Someone walking by him tripped and sloshed some coffee. George quickly picked up the costume hat he'd set down next to the chair and checked it for spots. Satisfied it was unharmed, he said, "Not for me. Roberto's unhappy with it, but that's his problem. He hates me. I think he feels that I deliberately unloaded shoddy goods on him. It wasn't deliberate, but she sure is shoddy."

“You really dislike her?"

“Mrs. Jeffry—"

“Jane. Please."

“Jane, in a business that attracts and creates gigantic egos, hers towers over everyone else's.

She's truly the only totally self-absorbed person I've ever known. To the point of psychosis, I believe. If you asked her what a mailman does for a living, she'd say he brings her mail. It would never cross her mind, such as it is, to imagine that anyone else gets mail, except those few she might write to. I honestly believe she'd have trouble understanding the truth if you told her. She must know there are millions of people in the world, but to her they're divided into fans of hers and those half dozen pseudo-people who aren't. I blame Olive as much as anybody."

“Olive? The older woman who's always with her?"

“Yes. Poor old Olive is both the perpetrator and the victim of the Ego That Ate the World. Lynette treats her like shit, but Olive seems to thrive on it. Do you know, when Lynette and I were first married, Olive actually expected to sleep in the room with us?"

“You're kidding!"

“I'm not kidding. And it gets worse!

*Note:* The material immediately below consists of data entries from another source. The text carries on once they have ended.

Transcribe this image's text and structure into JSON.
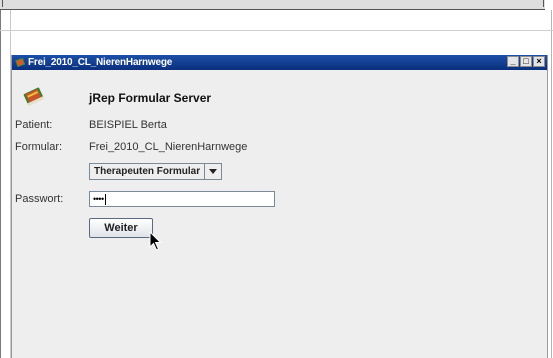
{
  "window": {
    "title": "Frei_2010_CL_NierenHarnwege",
    "controls": {
      "minimize": "_",
      "maximize": "□",
      "close": "×"
    }
  },
  "form": {
    "heading": "jRep Formular Server",
    "patient_label": "Patient:",
    "patient_value": "BEISPIEL Berta",
    "formular_label": "Formular:",
    "formular_value": "Frei_2010_CL_NierenHarnwege",
    "form_type_selected": "Therapeuten Formular",
    "password_label": "Passwort:",
    "password_value": "••••",
    "continue_button": "Weiter"
  },
  "colors": {
    "titlebar": "#0a2f7d",
    "window_bg": "#eeeeee"
  },
  "icons": [
    "app-book-icon",
    "combo-arrow-icon",
    "mouse-pointer-icon"
  ]
}
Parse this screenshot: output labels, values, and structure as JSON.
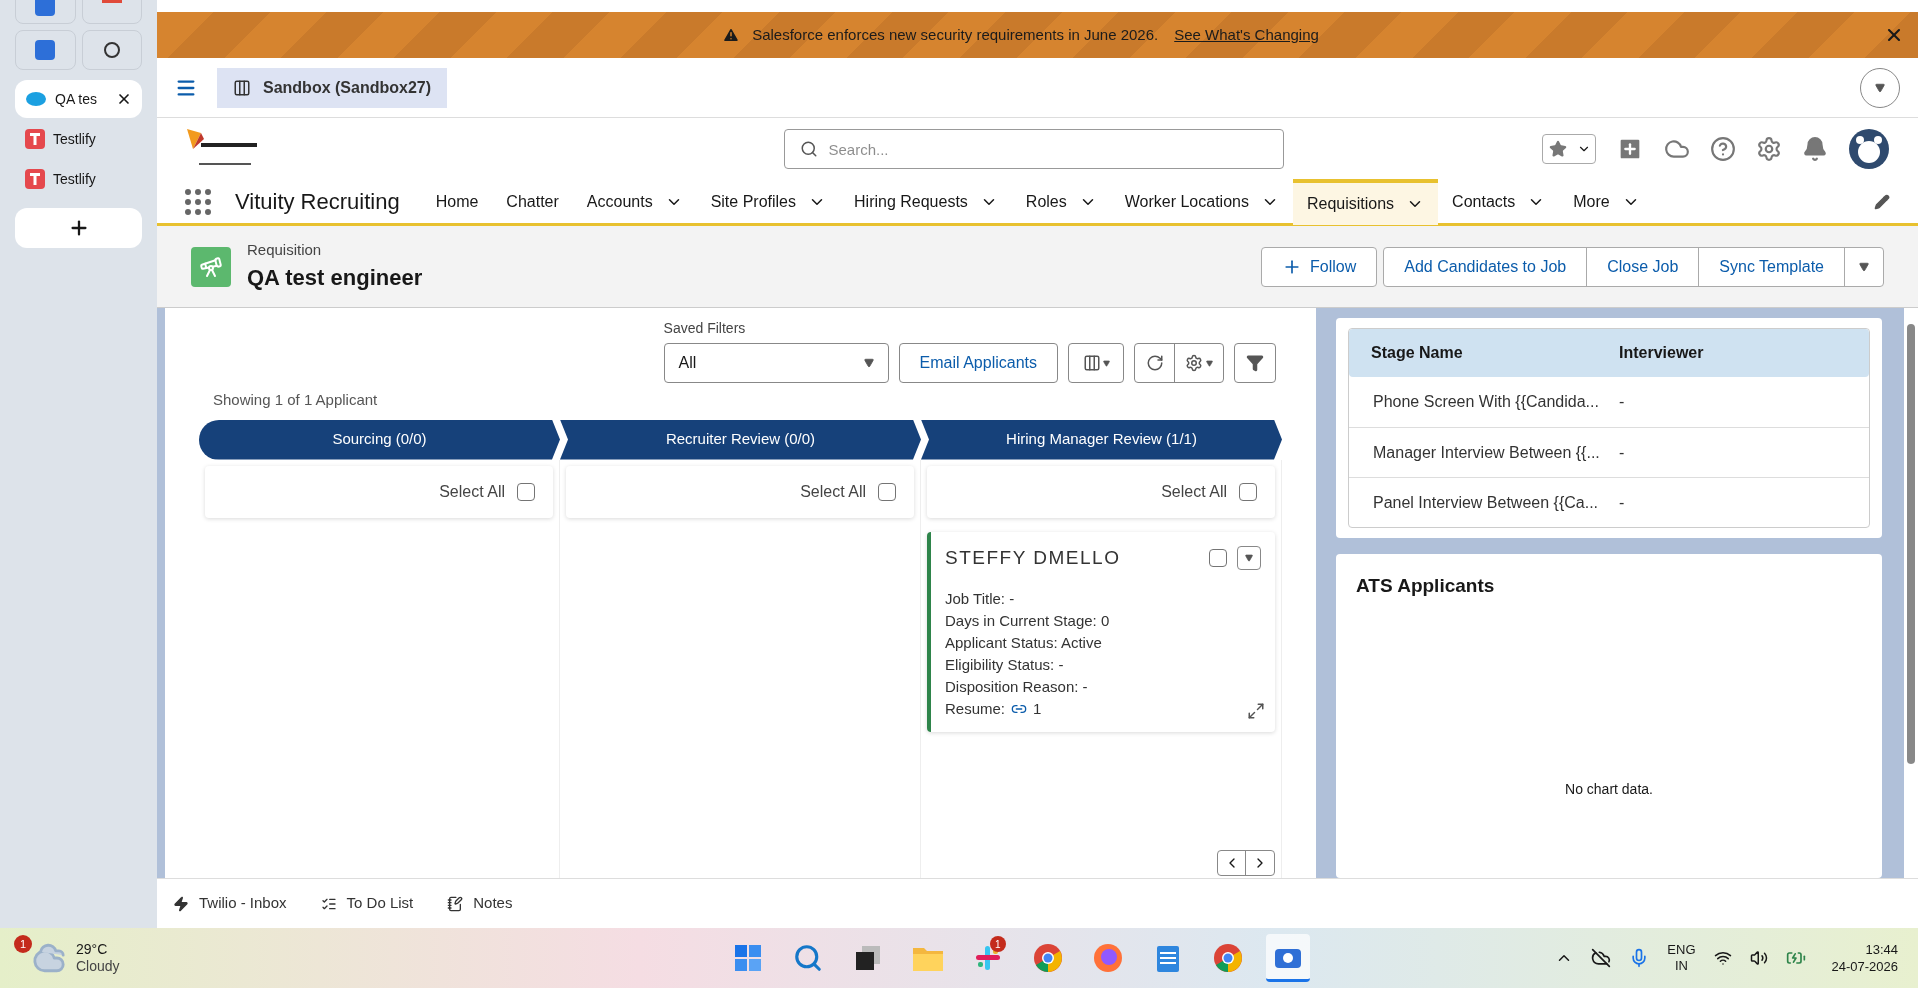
{
  "browser_tabs": [
    {
      "label": "QA tes",
      "kind": "salesforce",
      "selected": true,
      "closable": true
    },
    {
      "label": "Testlify",
      "kind": "testlify",
      "selected": false,
      "closable": false
    },
    {
      "label": "Testlify",
      "kind": "testlify",
      "selected": false,
      "closable": false
    }
  ],
  "banner": {
    "message": "Salesforce enforces new security requirements in June 2026.",
    "link": "See What's Changing"
  },
  "sandbox": {
    "label": "Sandbox (Sandbox27)"
  },
  "search": {
    "placeholder": "Search..."
  },
  "app_name": "Vituity Recruiting",
  "nav": [
    {
      "label": "Home",
      "dropdown": false,
      "selected": false
    },
    {
      "label": "Chatter",
      "dropdown": false,
      "selected": false
    },
    {
      "label": "Accounts",
      "dropdown": true,
      "selected": false
    },
    {
      "label": "Site Profiles",
      "dropdown": true,
      "selected": false
    },
    {
      "label": "Hiring Requests",
      "dropdown": true,
      "selected": false
    },
    {
      "label": "Roles",
      "dropdown": true,
      "selected": false
    },
    {
      "label": "Worker Locations",
      "dropdown": true,
      "selected": false
    },
    {
      "label": "Requisitions",
      "dropdown": true,
      "selected": true
    },
    {
      "label": "Contacts",
      "dropdown": true,
      "selected": false
    },
    {
      "label": "More",
      "dropdown": true,
      "selected": false
    }
  ],
  "record": {
    "type": "Requisition",
    "title": "QA test engineer",
    "actions": [
      "Add Candidates to Job",
      "Close Job",
      "Sync Template"
    ],
    "follow": "Follow"
  },
  "filters": {
    "label": "Saved Filters",
    "value": "All",
    "email_button": "Email Applicants"
  },
  "showing": "Showing 1 of 1 Applicant",
  "stages": [
    {
      "label": "Sourcing (0/0)",
      "select_all": "Select All",
      "checked": false
    },
    {
      "label": "Recruiter Review (0/0)",
      "select_all": "Select All",
      "checked": false
    },
    {
      "label": "Hiring Manager Review (1/1)",
      "select_all": "Select All",
      "checked": false,
      "cards": [
        {
          "name": "STEFFY DMELLO",
          "checked": false,
          "fields": [
            "Job Title: -",
            "Days in Current Stage: 0",
            "Applicant Status: Active",
            "Eligibility Status: -",
            "Disposition Reason: -"
          ],
          "resume_label": "Resume:",
          "resume_count": "1"
        }
      ]
    }
  ],
  "interviews": {
    "columns": [
      "Stage Name",
      "Interviewer"
    ],
    "rows": [
      [
        "Phone Screen With {{Candida...",
        "-"
      ],
      [
        "Manager Interview Between {{...",
        "-"
      ],
      [
        "Panel Interview Between {{Ca...",
        "-"
      ]
    ]
  },
  "ats": {
    "title": "ATS Applicants",
    "empty": "No chart data."
  },
  "utility_bar": [
    {
      "label": "Twilio - Inbox",
      "kind": "bolt"
    },
    {
      "label": "To Do List",
      "kind": "list"
    },
    {
      "label": "Notes",
      "kind": "notes"
    }
  ],
  "taskbar": {
    "weather": {
      "temp": "29°C",
      "condition": "Cloudy",
      "badge": "1"
    },
    "apps": [
      {
        "kind": "start",
        "selected": false
      },
      {
        "kind": "search",
        "selected": false
      },
      {
        "kind": "taskview",
        "selected": false
      },
      {
        "kind": "folder",
        "selected": false
      },
      {
        "kind": "slack",
        "selected": false,
        "badge": "1"
      },
      {
        "kind": "chrome",
        "selected": false
      },
      {
        "kind": "firefox",
        "selected": false
      },
      {
        "kind": "notepad",
        "selected": false
      },
      {
        "kind": "chrome",
        "selected": false
      },
      {
        "kind": "camera",
        "selected": true
      }
    ],
    "lang": "ENG",
    "region": "IN",
    "time": "13:44",
    "date": "24-07-2026"
  }
}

Lynette couldn't quite grasp why I objected," he said, shaking his head in wonderment. "I got Olive out of the bedroom, but I always suspected she was sleeping across the doorway in the hall, like a medieval serf. She was an actress herself once. Not a very good one, I'd guess."

“I can't imagine that."

“Lynette told me she was, but it is hard to picture. If I'm remembering right, she was one of those 'born in a trunk' kids. Too late for vaudeville, of course, but the parents were in some kind of touring company — a country and western road show maybe — and dragged her around, sticking her in their act, until she was a teenager, then she got away from them by becoming a nanny to Lynette's family. Lynette's mother was one of those real remote high-society types who only wanted to see the kids all spilled up for five minutes before dinner and it was Olive who filled Lynette's mind with the idea of acting. Olive found the teachers, took her to dancing lessons, made sure she got braces on her teeth, harassed the booking agents, set up her retirement fund for all I know. And created an egomaniac. Oh, well. To each his own, I guess.”

Interesting as this might be, it wasn't shedding light on the immediate problem. "So, you've played all kinds of roles then?" Jane asked.

“Just about anything you could imagine," George answered easily. "College profs, garbage collectors, sheriffs—"

“What about porn movies?" Jane asked quickly before her nerve failed.

George's head snapped around and he stared at her for a long minute before saying, with a laugh, "So the lurker's been gossiping to you!"

“Lurker?"

“Yeah, whoever was eavesdropping on Jake and me told the police and I guess is spreading the word far and wide.”

Jane prayed her face wasn't as red as it felt. "Oh, surely not," she said.

“Don't be embarrassed about knowing," Georgesaid in a kindly manner that made Jane feel even worse. "It's not something I take out billboards about, but it's not such a deep secret. Sure, I did a couple porn movies way back when. My wife had some kind of expensive female troubles after our second kid was born and we were on the brink of welfare. It was a job. And my wife approved. She even vetted the contracts. She was always good with stuff like that.”